I’d made a best friend during my time working at the restaurant. She was the same age as I was and she spoke some English. We had fun hanging out together. She had been a ryūgakusei in Mexico, proving to me that she was a real maverick since most girls studied abroad in America or England. She was studying to get her tour guide menkyo (a doozy of a test) and wasn’t looking to settle down anytime soon.

Me as a ryūgakusei with my homestay family

However, her parents were of the exact opposite opinion. They thought it was high time she married and they had already put her through a number of omiai meetings.

“How many have you done?” I asked out of curiosity.

“I don’t know. I lost count. Maybe 20?” (!!!)

So, I could see that an omiai wasn’t a done deal and was almost more like a blind date. Keiko certainly was treating them that way.

One day, her parents had had enough. They announced that the next one was for real and she WOULD marry him. Keiko’s response to this was to run away to my geshuku where there was no phone and they couldn’t reach her. But she admitted to me that she was resigned. It was going to happen.

Thanking their parents for arranging the marriage?

It did. Beneath all the rebellion Keiko knew that her parents had her best interests in mind. She told me he looked old enough to be her ojisan and that he was stodgy. But she married him and they are still married to this day with grandchildren now.

There’s a Japanese expression that goes “teishu wa genki de, rusu ga ii.” It means that the best husbands are healthy and not around too much. I’m pretty sure that most women my age still hold this to be true.

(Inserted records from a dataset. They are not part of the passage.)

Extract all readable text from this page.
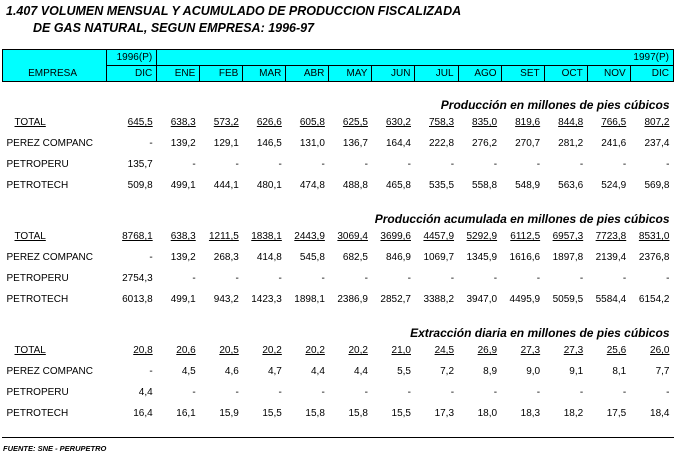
1.407 VOLUMEN MENSUAL Y ACUMULADO DE PRODUCCION FISCALIZADA
DE GAS NATURAL, SEGUN EMPRESA: 1996-97
	1996(P)	1997(P)											
EMPRESA	DIC	ENE	FEB	MAR	ABR	MAY	JUN	JUL	AGO	SET	OCT	NOV	DIC
Producción en millones de pies cúbicos													
TOTAL	645,5	638,3	573,2	626,6	605,8	625,5	630,2	758,3	835,0	819,6	844,8	766,5	807,2
PEREZ COMPANC	-	139,2	129,1	146,5	131,0	136,7	164,4	222,8	276,2	270,7	281,2	241,6	237,4
PETROPERU	135,7	-	-	-	-	-	-	-	-	-	-	-	-
PETROTECH	509,8	499,1	444,1	480,1	474,8	488,8	465,8	535,5	558,8	548,9	563,6	524,9	569,8
Producción acumulada en millones de pies cúbicos													
TOTAL	8768,1	638,3	1211,5	1838,1	2443,9	3069,4	3699,6	4457,9	5292,9	6112,5	6957,3	7723,8	8531,0
PEREZ COMPANC	-	139,2	268,3	414,8	545,8	682,5	846,9	1069,7	1345,9	1616,6	1897,8	2139,4	2376,8
PETROPERU	2754,3	-	-	-	-	-	-	-	-	-	-	-	-
PETROTECH	6013,8	499,1	943,2	1423,3	1898,1	2386,9	2852,7	3388,2	3947,0	4495,9	5059,5	5584,4	6154,2
Extracción diaria en millones de pies cúbicos													
TOTAL	20,8	20,6	20,5	20,2	20,2	20,2	21,0	24,5	26,9	27,3	27,3	25,6	26,0
PEREZ COMPANC	-	4,5	4,6	4,7	4,4	4,4	5,5	7,2	8,9	9,0	9,1	8,1	7,7
PETROPERU	4,4	-	-	-	-	-	-	-	-	-	-	-	-
PETROTECH	16,4	16,1	15,9	15,5	15,8	15,8	15,5	17,3	18,0	18,3	18,2	17,5	18,4
FUENTE: SNE - PERUPETRO
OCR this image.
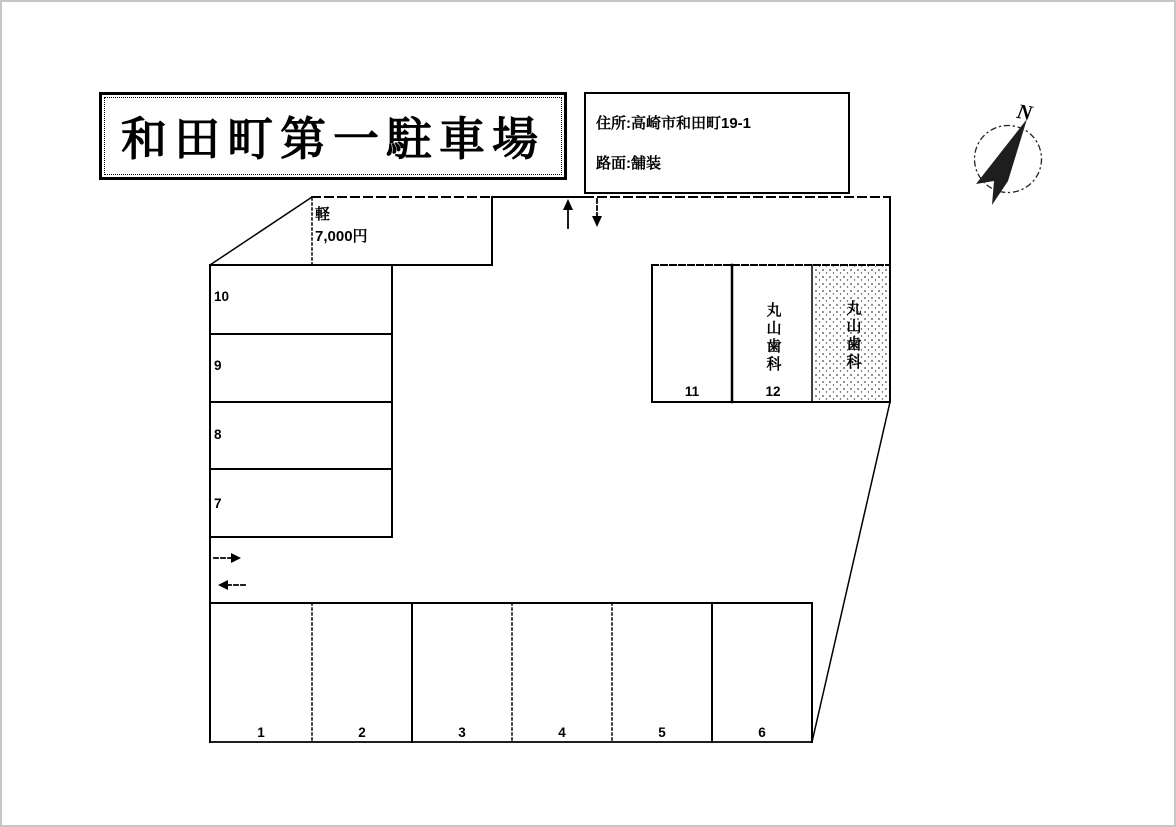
和田町第一駐車場	住所:高崎市和田町19-1
路面:舗装
軽
7,000円
N
10
9
8
7
1	2	3	4	5	6
11	12
丸山歯科	丸山歯科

  • ryūgakusei – 留学生 study abroad student
  • menkyo – 免許 license. You can use this for driver’s license, but there are also licenses for teaching flower arranging, calligraphy etc. Just about anything in Japan seems to require some license or another and the tests are usually quite rigorous.
  • omiai – お見合い arranged marriage. Usually what happens is that photos and written profiles are exchanged and if there is an interest, a meeting is arranged. Better than match.com perhaps?
  • geshuku – 下宿 boarding house. Rare, these days, but poor students usually lived in these. It would usually be one room, a shared toilet area and a nearby public bath.
  • ojisan – おじさん uncle
  • teishu wa genki de, rusu ga ii – 亭主は元気で留守が良い Teishu =master of the house, genki=healthy, rusu=not home, ii = good. Wa, de, and ga are particles that hold the expression together.